U.S. Shareholders Sue Toyota

February 9, 2010

Toyota faced its first U.S. class-action lawsuits stemming from complaints of faulty brakes in its top-selling Prius hybrid car and from investors claiming they were misled about problems with unintended acceleration in a wide range of models.

Litigation mounted as the Japanese automaker prepared to follow global recalls of some 8 million vehicles for repairs to ill-fitting floor mats and sticking gas pedals with yet another recall to deal with braking problems in the new Prius model.

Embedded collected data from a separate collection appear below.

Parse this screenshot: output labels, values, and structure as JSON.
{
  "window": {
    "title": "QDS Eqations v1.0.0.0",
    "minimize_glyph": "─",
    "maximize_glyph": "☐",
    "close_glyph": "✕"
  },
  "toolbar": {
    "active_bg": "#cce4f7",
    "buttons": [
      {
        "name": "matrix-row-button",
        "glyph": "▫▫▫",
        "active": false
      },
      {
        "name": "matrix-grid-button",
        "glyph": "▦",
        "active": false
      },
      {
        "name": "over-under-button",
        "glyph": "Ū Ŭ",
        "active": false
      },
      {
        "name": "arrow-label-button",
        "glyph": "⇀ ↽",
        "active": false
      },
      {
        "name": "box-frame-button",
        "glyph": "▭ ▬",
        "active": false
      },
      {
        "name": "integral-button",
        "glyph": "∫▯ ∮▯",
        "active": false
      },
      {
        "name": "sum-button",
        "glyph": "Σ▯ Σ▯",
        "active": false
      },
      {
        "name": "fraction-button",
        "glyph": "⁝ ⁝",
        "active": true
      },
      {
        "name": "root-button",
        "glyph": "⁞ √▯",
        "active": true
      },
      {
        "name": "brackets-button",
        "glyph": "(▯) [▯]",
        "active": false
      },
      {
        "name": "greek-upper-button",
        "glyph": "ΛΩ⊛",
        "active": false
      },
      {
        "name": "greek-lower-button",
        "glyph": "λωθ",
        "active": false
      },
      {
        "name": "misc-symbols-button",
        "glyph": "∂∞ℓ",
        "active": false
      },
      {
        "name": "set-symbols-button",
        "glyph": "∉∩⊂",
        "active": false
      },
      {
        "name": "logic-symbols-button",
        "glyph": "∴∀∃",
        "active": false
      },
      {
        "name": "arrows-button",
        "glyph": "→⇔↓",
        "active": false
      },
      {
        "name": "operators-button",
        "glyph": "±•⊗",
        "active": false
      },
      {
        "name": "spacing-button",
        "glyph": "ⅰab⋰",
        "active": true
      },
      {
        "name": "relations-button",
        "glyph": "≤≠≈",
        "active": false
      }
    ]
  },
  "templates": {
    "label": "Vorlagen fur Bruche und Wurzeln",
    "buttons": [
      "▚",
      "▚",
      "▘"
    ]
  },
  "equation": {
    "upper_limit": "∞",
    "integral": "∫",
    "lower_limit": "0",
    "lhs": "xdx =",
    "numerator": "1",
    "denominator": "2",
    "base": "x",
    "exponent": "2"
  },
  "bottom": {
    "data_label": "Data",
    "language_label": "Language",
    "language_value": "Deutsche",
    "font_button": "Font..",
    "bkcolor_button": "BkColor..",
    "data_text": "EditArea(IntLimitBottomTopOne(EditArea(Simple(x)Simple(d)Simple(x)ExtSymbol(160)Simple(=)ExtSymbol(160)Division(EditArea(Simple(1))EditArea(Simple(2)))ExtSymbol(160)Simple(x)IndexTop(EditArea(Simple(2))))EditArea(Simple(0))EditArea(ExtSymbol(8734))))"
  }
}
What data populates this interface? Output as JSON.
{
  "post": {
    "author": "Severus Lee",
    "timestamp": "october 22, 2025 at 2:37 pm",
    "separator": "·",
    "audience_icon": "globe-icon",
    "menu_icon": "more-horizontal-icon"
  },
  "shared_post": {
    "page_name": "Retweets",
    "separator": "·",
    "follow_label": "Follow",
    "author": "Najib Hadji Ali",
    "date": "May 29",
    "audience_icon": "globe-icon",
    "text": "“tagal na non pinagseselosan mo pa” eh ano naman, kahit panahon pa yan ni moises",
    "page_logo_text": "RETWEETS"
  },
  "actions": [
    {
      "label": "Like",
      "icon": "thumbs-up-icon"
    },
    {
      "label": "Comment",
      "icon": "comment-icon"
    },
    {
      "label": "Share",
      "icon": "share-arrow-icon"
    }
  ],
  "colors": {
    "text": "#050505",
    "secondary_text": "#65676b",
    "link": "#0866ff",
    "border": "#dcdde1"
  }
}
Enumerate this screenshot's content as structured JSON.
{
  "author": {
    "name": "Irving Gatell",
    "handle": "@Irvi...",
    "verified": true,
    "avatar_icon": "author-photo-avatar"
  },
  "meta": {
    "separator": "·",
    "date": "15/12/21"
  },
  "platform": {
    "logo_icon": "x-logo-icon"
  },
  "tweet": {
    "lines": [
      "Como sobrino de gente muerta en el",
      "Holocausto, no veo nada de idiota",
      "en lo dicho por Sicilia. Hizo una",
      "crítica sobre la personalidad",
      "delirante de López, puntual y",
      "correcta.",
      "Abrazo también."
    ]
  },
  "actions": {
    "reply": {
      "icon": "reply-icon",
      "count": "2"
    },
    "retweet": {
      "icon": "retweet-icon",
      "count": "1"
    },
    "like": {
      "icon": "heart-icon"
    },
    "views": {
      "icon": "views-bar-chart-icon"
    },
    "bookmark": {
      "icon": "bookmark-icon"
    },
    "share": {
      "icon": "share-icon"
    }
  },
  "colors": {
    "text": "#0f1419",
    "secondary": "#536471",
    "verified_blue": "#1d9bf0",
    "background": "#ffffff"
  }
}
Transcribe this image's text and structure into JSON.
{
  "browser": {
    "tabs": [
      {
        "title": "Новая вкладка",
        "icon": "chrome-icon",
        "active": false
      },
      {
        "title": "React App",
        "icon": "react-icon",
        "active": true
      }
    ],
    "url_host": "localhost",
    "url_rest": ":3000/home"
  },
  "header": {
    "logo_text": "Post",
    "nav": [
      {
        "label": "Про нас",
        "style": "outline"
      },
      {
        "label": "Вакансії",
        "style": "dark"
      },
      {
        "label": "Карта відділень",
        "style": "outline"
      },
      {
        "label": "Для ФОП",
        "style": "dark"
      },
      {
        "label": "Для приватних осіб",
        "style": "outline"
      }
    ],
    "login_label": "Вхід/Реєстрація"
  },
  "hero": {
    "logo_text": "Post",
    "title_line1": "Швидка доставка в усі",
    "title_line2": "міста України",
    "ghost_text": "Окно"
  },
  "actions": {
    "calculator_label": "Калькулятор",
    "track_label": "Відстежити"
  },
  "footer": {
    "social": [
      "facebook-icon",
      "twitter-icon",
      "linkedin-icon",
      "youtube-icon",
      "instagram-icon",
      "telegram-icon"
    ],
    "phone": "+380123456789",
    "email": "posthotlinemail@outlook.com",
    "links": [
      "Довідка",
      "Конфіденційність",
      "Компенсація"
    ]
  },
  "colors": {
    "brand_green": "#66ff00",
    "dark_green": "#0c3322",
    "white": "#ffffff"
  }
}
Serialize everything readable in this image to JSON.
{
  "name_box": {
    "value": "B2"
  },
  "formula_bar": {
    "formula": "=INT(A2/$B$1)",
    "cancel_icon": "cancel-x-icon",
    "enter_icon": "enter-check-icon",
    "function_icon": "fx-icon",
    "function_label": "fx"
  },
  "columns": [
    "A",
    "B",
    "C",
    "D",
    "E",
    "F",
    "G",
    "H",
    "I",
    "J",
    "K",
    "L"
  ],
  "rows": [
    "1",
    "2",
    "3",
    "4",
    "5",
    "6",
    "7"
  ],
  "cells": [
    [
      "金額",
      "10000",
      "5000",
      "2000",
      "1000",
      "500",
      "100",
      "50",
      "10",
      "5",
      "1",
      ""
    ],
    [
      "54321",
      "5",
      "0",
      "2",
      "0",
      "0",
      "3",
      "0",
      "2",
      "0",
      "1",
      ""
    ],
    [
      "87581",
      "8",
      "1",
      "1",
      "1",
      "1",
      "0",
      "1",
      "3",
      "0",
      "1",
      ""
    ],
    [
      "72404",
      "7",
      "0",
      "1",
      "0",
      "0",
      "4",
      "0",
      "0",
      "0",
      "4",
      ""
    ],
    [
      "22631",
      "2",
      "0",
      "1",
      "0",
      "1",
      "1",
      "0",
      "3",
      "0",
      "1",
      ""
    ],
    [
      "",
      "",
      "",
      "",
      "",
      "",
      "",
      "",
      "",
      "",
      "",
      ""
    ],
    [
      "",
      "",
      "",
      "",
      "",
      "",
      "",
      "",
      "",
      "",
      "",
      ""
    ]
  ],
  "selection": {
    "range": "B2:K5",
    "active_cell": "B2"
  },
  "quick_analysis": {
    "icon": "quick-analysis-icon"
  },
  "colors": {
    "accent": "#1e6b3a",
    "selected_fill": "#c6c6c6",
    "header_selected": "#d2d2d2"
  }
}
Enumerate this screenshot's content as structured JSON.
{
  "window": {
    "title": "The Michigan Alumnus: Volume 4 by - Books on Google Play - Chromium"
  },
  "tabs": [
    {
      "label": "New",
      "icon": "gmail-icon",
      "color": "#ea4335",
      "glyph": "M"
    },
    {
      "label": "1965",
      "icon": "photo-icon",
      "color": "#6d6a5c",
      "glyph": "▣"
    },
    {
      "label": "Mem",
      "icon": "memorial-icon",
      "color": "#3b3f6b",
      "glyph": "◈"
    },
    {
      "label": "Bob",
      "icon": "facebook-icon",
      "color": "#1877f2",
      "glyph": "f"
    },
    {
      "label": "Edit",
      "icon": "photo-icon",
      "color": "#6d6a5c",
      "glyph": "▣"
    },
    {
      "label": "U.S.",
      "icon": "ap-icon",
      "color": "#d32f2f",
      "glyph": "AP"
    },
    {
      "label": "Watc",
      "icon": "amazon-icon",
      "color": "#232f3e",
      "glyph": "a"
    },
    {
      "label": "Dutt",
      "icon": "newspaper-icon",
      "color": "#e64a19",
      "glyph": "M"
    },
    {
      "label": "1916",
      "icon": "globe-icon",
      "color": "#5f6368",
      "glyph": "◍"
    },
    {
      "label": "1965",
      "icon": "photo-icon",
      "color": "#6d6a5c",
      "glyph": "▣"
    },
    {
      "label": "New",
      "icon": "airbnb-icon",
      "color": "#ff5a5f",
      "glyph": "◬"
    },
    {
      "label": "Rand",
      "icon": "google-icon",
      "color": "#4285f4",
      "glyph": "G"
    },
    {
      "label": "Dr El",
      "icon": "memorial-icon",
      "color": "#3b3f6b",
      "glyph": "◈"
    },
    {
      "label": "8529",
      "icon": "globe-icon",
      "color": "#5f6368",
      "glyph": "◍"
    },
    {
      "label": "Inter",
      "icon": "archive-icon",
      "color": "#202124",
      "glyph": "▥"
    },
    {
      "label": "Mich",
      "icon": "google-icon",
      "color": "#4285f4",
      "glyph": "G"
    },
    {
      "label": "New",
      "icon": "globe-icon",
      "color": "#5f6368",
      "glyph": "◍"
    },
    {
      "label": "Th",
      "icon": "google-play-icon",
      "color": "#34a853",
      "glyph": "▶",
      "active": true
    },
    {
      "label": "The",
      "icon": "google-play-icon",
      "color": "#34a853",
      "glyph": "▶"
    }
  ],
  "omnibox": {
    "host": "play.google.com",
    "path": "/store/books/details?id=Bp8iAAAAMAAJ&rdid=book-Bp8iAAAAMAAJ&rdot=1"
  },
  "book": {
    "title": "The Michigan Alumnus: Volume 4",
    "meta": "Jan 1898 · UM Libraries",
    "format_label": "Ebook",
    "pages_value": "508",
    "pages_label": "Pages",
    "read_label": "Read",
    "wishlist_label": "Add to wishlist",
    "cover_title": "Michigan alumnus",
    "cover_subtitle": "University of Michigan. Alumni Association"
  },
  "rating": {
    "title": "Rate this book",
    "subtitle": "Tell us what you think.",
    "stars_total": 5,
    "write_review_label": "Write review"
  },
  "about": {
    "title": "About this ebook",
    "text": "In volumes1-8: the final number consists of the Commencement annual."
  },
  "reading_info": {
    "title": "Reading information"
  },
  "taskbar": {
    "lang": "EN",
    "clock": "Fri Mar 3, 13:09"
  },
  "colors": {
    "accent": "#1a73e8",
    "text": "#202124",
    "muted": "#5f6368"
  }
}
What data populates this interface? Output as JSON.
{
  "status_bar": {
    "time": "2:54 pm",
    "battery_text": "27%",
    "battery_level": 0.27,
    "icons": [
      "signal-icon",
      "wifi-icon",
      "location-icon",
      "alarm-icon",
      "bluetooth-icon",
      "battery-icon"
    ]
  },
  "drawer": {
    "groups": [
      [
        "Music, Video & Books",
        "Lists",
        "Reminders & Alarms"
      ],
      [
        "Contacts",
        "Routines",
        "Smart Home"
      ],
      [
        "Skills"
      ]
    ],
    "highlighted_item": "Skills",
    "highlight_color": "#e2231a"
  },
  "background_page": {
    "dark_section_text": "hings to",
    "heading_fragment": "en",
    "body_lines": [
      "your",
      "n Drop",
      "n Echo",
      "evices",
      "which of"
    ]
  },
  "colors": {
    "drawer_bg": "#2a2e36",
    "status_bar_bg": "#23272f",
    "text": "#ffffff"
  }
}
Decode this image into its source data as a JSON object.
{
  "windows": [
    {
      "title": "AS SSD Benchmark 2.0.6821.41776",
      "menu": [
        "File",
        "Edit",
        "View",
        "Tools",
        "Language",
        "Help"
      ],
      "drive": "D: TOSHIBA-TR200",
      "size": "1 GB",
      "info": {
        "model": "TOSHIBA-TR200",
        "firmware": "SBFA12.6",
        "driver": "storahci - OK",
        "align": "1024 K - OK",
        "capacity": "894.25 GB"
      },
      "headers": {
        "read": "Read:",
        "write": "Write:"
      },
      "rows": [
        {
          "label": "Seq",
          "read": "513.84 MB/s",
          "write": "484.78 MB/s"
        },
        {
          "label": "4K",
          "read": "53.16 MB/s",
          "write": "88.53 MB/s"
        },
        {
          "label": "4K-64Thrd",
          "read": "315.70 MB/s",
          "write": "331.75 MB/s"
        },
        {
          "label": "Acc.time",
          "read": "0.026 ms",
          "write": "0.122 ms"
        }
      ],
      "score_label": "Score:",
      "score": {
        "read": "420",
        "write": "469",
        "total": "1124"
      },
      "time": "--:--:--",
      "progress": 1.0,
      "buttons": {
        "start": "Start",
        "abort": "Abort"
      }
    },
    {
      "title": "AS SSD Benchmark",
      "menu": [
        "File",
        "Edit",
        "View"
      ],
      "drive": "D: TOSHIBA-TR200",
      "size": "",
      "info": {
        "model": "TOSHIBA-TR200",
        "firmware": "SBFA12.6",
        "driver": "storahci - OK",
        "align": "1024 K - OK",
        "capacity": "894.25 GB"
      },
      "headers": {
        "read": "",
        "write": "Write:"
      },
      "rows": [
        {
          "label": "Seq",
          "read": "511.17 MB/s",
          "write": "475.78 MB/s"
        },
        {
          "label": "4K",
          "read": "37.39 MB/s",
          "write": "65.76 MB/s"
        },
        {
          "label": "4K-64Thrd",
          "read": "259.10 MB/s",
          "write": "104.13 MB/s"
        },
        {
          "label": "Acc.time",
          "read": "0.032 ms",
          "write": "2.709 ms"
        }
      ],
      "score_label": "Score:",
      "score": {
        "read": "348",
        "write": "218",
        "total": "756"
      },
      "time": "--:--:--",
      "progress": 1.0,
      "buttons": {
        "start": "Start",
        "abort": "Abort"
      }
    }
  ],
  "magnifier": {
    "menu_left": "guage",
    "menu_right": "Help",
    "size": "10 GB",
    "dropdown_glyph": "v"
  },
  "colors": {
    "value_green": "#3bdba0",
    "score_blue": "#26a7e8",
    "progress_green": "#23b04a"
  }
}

A class-action suit filed Monday on behalf of U.S. shareholders accuses Toyota Motor Corp. of issuing “materially false and misleading statements” about its “operations, its business and financial results and outlook.”

The 42-page suit, filed in U.S. District Court in Los Angeles, said the car company “misled investors by failing to disclose that there was a major design defect in Toyota’s acceleration system, which could cause unintended acceleration.”

The suit covers buyers of publicly traded Toyota stock, including American Depositary Shares, between Aug. 4, 2009, and Feb. 2, 2010.

“As a result of defendants’ false statements, Toyota’s securities traded at artificially inflated prices during the class period, reaching a high of $91.78 per ADS on Jan. 19, 2010,” the suit states.

Toyota’s American Depositary Receipt closed Monday at $72.85, down 2.5 percent.

Toyota last week reported that its U.S. sales for January plunged 16 percent compared with the same month a year ago due to the recalls and subsequent suspension of sales of its eight most popular models.

The following day, share prices fell on word from Toyota that it had received reports of brake problems in its 2010 Prius, an issue that sparked a class-action suit in Los Angeles County Superior Court Friday.

It seeks unspecified monetary damages and a court order requiring repairs to a braking defect that the named plaintiff, Elaine Miller, says makes driving her Prius dangerous.

Miller’s lawyer, Daniel Warshaw, said on Monday he is seeking class-action status in California for all affected owners of the 2010-year Prius and the 2010 Lexus HS250h hybrid, which he said is equipped with the same braking system.

“The crux of the (suit) is to get these vehicles fixed and safe,” he told Reuters.

Toyota has declined to comment on any of the pending litigation against it.

At least 30 class-action cases have been brought against the company over its recent troubles. But the shareholders suit and Prius case are believed to be the first of their kinds in a flood of litigation that legal experts foresee in the coming weeks and months.

PUTTING ON THE BRAKES

The Prius lawsuit says the cars “suffer from a material defect” in their “regenerative braking system” — designed to recycle kinetic energy from the friction of slowing the car — that causes the brake system “to routinely and systematically disengage.”

Warshaw said he brought the suit in California because the state has some of the nation’s toughest consumer protection laws and because Toyota’s U.S. operations are based there.

Warshaw said the braking problem, apparently rooted in a computer software glitch, is most pronounced when trying to slow down or stop the vehicle on bumpy or slippery roads.

The National Highway Traffic Safety Administration, which is investigating the issue, has listed 124 such braking complaints from consumers since Feb. 3, including four reports of accidents, two of them said to have resulted in injury.

The suit suggests that tens of thousands of vehicles may be affected. The bulk of some 103,000 model-year 2010 Prius cars sold in the United States are in California, Warshaw said.

Toyota acknowledged it was aware of a braking problem and sought to fix it in production with a software adjustment starting in January, but 2010 models that rolled off the assembly line before that were sold without the change.

The 2010 model Prius was introduced in the United States in May 2009.

“We don’t even know if the (production) fix was effective,” Warshaw said. “They’re required to issue a technical service bulletin” (to repair cars) but “that was never done.”

The Prius has been the world’s best-selling hybrid vehicle, helping Toyota grab 70 percent of the U.S. market for vehicles powered by a combination of an external-combustion engine and electric motor.

The Prius case is Miller vs. Toyota Motor Sales, USA et al, Superior Court of the State of California for the County of Los Angeles, No. BC431344.